Seven years ago, I was sitting outside a hotel in China waiting for lunch to start (yes, I worked at gaining weight back then), when Caltech developmental biologist Eric Davidson walked up and asked me why I was carrying a diagram from one of his papers. The diagram depicted the complex control region of the Endo16 gene in sea urchins. I told him that I wanted to ask conference participants what process they thought had constructed the highly specified genetic circuitry (over a dozen DNA-binding proteins, interacting at nearly three dozen binding sites, to construct the sea urchin gut) -- what Davidson described as "information processing units 'wired' into the regulatory network so that they receive multiple inputs" (2001, p. 7).
Davidson smiled, somewhat ruefully, and said, "Well, I'm not sure, but I know that standard single-base-pair mutations won't do it" -- meaning, as he later explained to me, the textbook neo-Darwinism every college biology student learns. He was more blunt with the science writer Fred Heeren, who was covering the now-notorious conference we were attending. "Neo-Darwinism is dead," he said in an interview.
Davidson brought his case for the insufficiency of standard evolutionary theory to the pages of Science this past week. Writing with the paleontologist Doug Erwin, he argued that the "establishment by the Early Cambrian of virtually all phylum-level body plans" is not explained by the usually-invoked evolutionary processes:
Classic evolutionary theory, based on selection of small incremental changes, has sought explanations by extrapolation from observed patterns of adaptation. Macroevolutionary theories have largely invoked multi-level selection, among species and among clades. But neither class of explanation provides an explanation of evolution in terms of mechanistic changes in the genetic regulatory program for development of the body plan, where it must lie. (p. 796)
Later in the same paper:
Current microevolutionary thinking assumes that observed types of genetic change (from single base substitutions to gene duplications) are sufficient to explain all evolutionary events, past and present....But attempting to explain an aspect of animal evolution that depends on one kind of network alteration [deep changes] by adducing evidence from an aspect that depends on another [shallow changes] can be fundamentally misleading. (p. 800)

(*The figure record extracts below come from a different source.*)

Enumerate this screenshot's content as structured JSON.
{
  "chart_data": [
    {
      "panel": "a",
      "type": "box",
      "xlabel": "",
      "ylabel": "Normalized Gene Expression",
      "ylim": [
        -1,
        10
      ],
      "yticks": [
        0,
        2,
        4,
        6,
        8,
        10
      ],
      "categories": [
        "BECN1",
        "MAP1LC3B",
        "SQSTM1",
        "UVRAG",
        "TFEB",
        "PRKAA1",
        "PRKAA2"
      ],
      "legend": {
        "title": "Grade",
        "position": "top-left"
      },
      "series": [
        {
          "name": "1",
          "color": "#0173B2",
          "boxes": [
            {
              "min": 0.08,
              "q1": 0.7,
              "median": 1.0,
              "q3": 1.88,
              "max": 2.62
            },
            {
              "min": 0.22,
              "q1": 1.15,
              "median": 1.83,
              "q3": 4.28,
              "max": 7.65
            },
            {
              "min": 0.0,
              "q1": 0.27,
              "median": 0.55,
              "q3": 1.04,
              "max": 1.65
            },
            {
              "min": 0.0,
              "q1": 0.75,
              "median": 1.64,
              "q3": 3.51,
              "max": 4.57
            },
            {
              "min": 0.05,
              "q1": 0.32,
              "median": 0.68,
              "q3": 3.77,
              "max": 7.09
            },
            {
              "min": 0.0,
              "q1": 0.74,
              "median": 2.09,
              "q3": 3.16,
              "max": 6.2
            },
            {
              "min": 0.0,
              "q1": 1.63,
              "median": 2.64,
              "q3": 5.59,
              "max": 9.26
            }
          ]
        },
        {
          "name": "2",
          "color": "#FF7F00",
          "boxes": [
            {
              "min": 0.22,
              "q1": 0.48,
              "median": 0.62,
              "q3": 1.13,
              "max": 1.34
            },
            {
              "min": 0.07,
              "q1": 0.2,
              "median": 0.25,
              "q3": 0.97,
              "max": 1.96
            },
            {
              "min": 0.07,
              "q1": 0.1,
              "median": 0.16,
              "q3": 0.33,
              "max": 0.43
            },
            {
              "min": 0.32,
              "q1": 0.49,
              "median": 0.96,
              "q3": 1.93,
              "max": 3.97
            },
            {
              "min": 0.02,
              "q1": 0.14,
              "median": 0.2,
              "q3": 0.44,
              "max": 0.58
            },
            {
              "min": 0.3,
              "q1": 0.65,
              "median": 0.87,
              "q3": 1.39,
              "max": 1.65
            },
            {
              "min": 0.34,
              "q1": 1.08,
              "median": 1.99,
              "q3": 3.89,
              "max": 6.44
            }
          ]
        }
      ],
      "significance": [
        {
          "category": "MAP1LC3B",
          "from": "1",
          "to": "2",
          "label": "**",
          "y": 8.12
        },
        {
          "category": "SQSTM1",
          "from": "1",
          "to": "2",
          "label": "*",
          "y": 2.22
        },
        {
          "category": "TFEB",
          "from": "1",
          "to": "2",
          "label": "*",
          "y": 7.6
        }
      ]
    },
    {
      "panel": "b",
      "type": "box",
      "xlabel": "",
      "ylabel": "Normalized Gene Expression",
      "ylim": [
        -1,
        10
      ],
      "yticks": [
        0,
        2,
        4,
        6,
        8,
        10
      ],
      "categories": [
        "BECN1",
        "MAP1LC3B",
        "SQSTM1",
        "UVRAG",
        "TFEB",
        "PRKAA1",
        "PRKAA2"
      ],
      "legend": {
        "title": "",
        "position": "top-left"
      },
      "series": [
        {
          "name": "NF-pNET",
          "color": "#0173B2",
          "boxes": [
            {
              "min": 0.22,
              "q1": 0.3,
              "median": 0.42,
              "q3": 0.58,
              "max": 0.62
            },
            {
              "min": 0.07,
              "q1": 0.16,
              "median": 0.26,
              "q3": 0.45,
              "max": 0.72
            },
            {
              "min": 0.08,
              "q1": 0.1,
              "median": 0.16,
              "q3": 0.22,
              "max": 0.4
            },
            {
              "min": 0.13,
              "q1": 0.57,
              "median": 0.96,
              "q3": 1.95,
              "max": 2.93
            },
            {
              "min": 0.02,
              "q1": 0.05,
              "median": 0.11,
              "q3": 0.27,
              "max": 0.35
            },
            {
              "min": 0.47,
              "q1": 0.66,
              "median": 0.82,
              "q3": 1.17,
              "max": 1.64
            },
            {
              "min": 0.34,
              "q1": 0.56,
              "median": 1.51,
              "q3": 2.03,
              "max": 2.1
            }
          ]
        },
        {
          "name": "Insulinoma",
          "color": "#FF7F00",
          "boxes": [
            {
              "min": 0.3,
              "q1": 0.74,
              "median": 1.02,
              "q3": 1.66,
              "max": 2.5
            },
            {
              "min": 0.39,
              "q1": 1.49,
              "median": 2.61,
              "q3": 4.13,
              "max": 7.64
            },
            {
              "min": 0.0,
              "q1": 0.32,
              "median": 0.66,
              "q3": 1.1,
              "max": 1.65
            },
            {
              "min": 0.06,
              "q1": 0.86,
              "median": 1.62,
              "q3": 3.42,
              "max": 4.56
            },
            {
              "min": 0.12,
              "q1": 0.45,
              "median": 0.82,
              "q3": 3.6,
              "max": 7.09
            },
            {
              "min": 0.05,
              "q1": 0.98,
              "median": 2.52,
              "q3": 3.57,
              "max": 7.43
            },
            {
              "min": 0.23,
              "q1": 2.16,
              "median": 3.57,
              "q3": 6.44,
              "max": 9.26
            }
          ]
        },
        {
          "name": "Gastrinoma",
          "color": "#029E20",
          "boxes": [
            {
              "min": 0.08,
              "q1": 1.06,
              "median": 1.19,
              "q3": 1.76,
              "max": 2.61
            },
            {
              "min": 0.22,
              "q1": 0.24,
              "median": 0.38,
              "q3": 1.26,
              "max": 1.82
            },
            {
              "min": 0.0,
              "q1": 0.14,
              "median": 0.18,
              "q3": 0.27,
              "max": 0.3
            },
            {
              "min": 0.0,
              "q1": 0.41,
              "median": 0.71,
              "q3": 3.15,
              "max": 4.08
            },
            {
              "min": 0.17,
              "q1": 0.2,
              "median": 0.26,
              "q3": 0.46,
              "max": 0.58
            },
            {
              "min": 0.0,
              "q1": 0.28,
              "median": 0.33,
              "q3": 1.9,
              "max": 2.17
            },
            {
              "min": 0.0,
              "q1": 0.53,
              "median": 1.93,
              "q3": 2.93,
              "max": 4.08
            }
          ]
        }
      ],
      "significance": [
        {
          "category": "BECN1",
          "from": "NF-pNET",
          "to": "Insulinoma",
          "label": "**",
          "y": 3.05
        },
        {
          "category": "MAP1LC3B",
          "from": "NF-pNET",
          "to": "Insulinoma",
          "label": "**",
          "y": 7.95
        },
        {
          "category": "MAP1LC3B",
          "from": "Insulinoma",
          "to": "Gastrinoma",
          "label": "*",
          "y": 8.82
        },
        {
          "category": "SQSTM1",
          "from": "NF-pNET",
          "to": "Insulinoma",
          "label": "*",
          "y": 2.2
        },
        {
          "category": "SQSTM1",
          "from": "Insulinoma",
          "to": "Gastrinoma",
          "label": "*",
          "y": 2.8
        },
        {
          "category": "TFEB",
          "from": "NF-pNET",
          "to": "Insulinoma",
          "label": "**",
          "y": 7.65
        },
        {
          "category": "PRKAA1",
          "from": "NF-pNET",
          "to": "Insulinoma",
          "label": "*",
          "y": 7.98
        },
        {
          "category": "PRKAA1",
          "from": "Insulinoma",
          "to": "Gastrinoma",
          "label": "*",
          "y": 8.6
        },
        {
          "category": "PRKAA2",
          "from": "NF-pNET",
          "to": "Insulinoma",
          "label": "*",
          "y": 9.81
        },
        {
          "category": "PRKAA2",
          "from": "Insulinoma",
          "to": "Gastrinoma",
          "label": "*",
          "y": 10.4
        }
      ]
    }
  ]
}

As skeptics of neo-Darwinism have long observed, showing that pigmentation varies in moth wings does not explain how moths themselves evolved. Starting with this insight, Davidson and Erwin classify the genetic instructions responsible for evolutionary change into what they call "kernels," "plug-ins," and "differentiation gene batteries."
Operating at varying degrees of depth [or functional importance] within the developmental hierarchy, these genetic modules affect, respectively, body plan [kernel] characters; class, order, and family characters [plug-ins]; and species characters [differentiation gene batteries]. And Davidson and Erwin make a bold prediction.
Kernels -- the deepest levels of developmental control -- cannot vary. "[I]nterference with expression of any one kernel gene will destroy kernel function altogether and is likely to produce the catastrophic phenotype of lack of the body part" (p. 796). As they explain,
We think that change in them is prohibited on pain of developmental catastrophe, both because of their internal recursive wiring and because of their roles high in the developmental network hierarchy. We predict that when sufficient comparative network data are available, there will be found conserved network kernels...which program the initial stages of development of every phylum-specific body part and perhaps of superphylum and pan-bilaterian body parts as well. (p. 799)
If changing the wiring takes down the whole system, well, then, obviously the wiring can't change -- a developmental instance of what has come to be known as the Principle of Continuity. Like I said, it's a bold prediction, worthy of praise. [Fear of being wrong is the bane of science, because if everybody clutched their gonads all day, trying to find the warm center of the herd, nothing would get done.]
While a graduate student, I observed firsthand as a similar prediction was formulated for Drosophila and the arthropods. The prediction crashed and burned -- but that's a story for tomorrow, kids.
Reference
Eric Davidson, Genomic Regulatory Systems: Development and Evolution (New York: Academic Press, 2001).